In the middle of my PhD, I found the perfect comprise between a language that help me to share my tools with other users while still provides a rich ecosystem for scientific computing. In the aforementioned programming langues, before starting an application, I had to do a lot of research before writing the first line of code to make sure all difficult calculations and algorithms were already available within the language. In Python, I know I am covered. Python excels at having mature numerical and scientific libraries available, from matrix manipulation, statistical analysis, optimization solvers, plotting, symbolic operations, and data analysis. It is also a dynamic language, which means that it is less verbose, making your code easier to share and maintain. In consequence, it is a growing in popularity an introduction to programming languages for engineers (Wang, et. al.)


  • Easy to learn.
  • Great tools to create user interfaces for desktop and web applications (Django).
  • Rich ecosystem for scientific computing.


  • For computational expensive tools, Python is slower than compiled languages. This is only relevant for big optimization problems. With current computing power of PCs, it will not be a problem in most cases.

As an industrial engineer, it will be rear the case you are navigating around here, but if your optimization problem is too computationally expensive it may require the use of compiled languages as C++ and Fortran that excel at speed. As a downside, you will have to deal to memory management and other hardware related topics that the above language were handling for you. Many optimization solvers are written in C++ and numerical libraries in Fortran. Usually, there will be a way to call them from a user-friendlier language like Python or Ruby, but there can be the case that your code can run 100 times faster when using directly the compiled languages. For that reason, they are most common among mathematicians, physicist, and computer scientists.


  • Computational speed


  • Hard to learn.
  • Greater developing time than Python, Ruby, and other high-level languages.
  • Doing interfaces is challenging.


  • Python : My pick.

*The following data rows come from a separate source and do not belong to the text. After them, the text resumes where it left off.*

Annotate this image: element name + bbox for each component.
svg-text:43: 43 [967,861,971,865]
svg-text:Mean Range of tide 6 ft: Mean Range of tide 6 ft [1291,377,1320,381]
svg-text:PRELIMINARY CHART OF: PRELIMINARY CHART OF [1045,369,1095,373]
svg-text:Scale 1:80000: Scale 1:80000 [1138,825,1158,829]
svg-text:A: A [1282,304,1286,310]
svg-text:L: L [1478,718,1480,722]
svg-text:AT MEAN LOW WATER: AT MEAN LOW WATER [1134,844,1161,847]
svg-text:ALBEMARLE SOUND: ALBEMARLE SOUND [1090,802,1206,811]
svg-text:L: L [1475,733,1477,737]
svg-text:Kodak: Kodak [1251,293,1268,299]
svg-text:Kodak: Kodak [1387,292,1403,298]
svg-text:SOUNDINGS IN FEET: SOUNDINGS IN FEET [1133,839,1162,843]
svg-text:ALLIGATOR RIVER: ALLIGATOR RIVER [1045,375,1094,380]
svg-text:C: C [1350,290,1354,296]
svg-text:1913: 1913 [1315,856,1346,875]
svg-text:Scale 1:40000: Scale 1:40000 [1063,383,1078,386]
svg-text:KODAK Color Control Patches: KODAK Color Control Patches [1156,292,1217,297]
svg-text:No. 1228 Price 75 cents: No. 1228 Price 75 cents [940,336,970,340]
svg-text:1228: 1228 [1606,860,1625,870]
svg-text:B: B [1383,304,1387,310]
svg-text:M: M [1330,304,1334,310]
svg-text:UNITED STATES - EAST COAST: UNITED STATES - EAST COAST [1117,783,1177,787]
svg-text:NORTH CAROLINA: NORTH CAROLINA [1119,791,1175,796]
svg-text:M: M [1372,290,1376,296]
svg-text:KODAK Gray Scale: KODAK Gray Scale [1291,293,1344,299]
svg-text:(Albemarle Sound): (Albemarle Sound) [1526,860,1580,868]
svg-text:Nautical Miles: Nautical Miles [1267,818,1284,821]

It is a great place to start, provides a full-stack environment, and a rich ecosystem for scientific computing.
  • VBA: great to create simple tools within MS office applications.
  • MATLAB/Matehmatica: great for prototypes and applications for one user, when highly technical algorithms are required.
  • Java, C#, Ruby: great when user experience is the primary concern and there is no a heavy requirement for scientific computing.
  • Fortran/C++: best for applications that require computationally expensive algorithms.